Lindsay Kline sits at her dining room table at her home in Tulsa with some of the medical bills that have caused her to file for bankruptcy. MICHAEL WYKE/Tulsa World
Lindsay Kline ignored the throbbing pain in the side of her face for days, until it became unbearable.
At 22 with a job as a waitress and no health insurance, Kline couldn’t afford a trip to the doctor.
But when she began vomiting uncontrollably and the swollen area on her face “looked like a softball,” Kline went to the emergency room.
Doctors in the ER told her an untreated abscessed tooth sparked a systemic infection that could have killed her if she had waited much longer. After spending a night in the hospital undergoing expensive treatments including MRI and CT scans, Kline was released the next day.
“They had to do a lot of things because I was at such a dire point,” said Kline of Tulsa.
That trip to the ER and other medical bills piled up over the next year until Kline was forced to file bankruptcy at age 23. Her medical bills totaled more than $18,000.

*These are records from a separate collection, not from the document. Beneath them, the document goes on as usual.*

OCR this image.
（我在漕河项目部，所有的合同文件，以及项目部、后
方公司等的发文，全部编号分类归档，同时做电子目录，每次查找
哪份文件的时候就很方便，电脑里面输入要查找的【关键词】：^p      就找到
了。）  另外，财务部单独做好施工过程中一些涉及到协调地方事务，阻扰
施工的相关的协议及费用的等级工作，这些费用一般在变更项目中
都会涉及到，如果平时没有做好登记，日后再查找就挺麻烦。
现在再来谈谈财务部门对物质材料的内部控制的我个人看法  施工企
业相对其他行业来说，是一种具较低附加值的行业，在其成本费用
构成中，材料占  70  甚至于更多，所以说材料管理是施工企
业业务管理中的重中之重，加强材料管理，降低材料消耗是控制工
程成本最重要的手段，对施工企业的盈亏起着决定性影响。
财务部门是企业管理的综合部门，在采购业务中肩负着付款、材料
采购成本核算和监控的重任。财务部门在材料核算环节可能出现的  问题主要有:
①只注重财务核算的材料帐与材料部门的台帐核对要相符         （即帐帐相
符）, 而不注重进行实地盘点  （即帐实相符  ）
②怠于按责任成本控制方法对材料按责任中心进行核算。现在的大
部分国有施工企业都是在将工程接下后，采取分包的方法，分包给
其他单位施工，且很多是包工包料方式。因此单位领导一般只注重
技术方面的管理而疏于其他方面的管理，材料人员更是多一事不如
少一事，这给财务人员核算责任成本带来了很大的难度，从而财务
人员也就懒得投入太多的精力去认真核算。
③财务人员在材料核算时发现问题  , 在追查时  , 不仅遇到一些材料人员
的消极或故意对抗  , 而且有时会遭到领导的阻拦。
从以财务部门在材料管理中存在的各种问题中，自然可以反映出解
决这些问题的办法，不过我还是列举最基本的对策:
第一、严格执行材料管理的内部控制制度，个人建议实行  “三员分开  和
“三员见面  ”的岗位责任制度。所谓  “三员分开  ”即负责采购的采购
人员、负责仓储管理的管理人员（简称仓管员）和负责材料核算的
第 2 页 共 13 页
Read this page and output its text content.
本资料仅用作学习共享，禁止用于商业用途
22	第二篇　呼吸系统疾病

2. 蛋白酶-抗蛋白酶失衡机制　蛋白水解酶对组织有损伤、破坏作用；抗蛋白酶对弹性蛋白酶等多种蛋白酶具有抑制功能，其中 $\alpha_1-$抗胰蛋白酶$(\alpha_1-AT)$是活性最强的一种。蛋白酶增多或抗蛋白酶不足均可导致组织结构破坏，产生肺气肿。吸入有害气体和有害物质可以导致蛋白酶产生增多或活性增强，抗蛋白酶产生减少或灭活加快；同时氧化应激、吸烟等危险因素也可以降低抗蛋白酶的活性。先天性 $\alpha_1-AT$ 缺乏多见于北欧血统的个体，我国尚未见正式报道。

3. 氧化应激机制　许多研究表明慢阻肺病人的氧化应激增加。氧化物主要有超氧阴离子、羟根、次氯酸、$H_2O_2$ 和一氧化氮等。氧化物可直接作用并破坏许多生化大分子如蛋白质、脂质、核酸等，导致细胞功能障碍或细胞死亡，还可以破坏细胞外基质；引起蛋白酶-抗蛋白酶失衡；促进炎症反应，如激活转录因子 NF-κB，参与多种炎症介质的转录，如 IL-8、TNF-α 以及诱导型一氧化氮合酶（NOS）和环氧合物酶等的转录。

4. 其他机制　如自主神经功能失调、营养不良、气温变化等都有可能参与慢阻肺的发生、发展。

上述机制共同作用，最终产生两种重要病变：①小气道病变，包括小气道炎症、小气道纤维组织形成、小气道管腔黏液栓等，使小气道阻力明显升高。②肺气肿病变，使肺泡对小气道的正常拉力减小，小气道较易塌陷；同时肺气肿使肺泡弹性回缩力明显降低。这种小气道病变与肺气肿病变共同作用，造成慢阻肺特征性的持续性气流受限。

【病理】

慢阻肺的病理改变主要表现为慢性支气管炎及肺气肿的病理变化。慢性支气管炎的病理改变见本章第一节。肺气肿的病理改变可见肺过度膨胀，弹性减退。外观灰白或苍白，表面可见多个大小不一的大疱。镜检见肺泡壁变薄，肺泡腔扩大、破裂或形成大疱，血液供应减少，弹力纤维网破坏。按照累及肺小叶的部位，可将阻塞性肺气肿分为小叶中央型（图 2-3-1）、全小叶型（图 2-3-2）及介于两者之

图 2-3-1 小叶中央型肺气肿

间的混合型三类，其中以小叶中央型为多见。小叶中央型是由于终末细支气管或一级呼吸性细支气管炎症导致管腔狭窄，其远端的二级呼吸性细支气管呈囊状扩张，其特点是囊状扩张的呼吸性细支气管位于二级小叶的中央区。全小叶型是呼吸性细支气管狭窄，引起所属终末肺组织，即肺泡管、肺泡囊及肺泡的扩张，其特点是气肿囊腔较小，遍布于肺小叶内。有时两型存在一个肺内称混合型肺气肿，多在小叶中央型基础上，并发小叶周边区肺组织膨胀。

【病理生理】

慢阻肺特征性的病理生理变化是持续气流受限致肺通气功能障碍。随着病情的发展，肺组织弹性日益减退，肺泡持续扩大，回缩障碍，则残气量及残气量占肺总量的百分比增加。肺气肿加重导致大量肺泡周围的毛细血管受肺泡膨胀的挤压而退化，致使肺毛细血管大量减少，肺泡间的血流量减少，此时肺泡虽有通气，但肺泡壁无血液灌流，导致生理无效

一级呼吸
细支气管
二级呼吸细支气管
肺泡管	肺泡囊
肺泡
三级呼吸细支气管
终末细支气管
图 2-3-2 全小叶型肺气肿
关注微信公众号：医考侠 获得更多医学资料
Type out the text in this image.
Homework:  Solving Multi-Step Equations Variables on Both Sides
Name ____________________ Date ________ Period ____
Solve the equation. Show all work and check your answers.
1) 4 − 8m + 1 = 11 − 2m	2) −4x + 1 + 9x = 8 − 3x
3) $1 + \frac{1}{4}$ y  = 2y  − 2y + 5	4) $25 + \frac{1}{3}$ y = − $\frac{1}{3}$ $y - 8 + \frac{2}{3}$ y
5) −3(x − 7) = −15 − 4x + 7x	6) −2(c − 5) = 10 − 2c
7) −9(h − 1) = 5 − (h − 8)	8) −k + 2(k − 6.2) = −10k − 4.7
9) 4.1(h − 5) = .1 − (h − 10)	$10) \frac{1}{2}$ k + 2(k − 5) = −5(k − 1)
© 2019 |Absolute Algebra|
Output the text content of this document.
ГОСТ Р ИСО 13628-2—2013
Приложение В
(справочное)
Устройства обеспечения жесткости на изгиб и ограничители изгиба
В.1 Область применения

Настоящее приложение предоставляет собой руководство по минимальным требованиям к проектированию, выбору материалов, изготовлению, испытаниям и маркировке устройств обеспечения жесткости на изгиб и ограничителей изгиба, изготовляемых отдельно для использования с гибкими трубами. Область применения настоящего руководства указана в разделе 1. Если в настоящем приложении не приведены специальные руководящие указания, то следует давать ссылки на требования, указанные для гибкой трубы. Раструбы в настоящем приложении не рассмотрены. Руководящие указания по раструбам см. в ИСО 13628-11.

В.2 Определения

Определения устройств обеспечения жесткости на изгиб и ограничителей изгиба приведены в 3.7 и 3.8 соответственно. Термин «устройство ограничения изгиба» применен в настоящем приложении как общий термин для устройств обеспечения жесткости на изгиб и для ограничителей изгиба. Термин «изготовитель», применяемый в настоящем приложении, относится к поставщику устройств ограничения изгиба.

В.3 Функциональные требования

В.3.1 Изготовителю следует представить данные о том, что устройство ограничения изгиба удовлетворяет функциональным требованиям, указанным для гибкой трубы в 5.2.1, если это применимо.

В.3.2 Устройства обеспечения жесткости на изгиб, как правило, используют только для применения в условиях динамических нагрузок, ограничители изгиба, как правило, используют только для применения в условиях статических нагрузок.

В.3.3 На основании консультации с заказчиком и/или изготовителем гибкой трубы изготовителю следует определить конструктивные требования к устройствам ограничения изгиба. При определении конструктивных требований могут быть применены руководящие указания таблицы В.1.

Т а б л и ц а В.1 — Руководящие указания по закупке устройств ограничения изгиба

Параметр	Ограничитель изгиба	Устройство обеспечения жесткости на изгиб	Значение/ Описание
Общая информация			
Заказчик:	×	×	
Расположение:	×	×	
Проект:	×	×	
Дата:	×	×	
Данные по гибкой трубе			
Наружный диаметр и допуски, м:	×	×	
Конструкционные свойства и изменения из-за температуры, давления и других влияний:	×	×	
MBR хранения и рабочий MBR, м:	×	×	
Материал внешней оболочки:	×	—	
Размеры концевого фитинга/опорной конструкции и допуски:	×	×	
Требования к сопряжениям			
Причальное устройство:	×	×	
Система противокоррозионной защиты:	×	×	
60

“I wasn’t a shopaholic and I hadn’t bought a car,” said Kline, now 29. “My credit was ruined at a young age.”
In the continuing national debate over the Affordable Care Act and health care, many pundits have dubbed 20-somethings such as Kline the “young invincibles.” Many in this demographic won’t sign up for insurance — as required by the law’s “individual mandate” — because they feel largely immune from the risk of being uninsured.
Karen Pollitz, a senior fellow with the nonprofit Kaiser Family Foundation, is quite familiar with the notion of “young invincibles” who believe they don’t need insurance. And she doesn’t buy the logic.
“I personally get a little irritated by it,” said Pollitz, who said she is also the mother of a young adult. “My young invincible son knows better.”
A popular prediction among critics of the sweeping health care overhaul is that a lack of participation by young adults in the law will bring down the whole system. Pollitz notes that, financially, the Affordable Care Act doesn’t rely on premium payments by the young.
“It’s really based on everybody. The young don’t pay as much. For the same policy, I’m going to pay up to three times what a young person is going to pay.”
Pollitz said the notion that many young adults reject the need for health insurance because they feel invincible may be due to some insurance industry practices.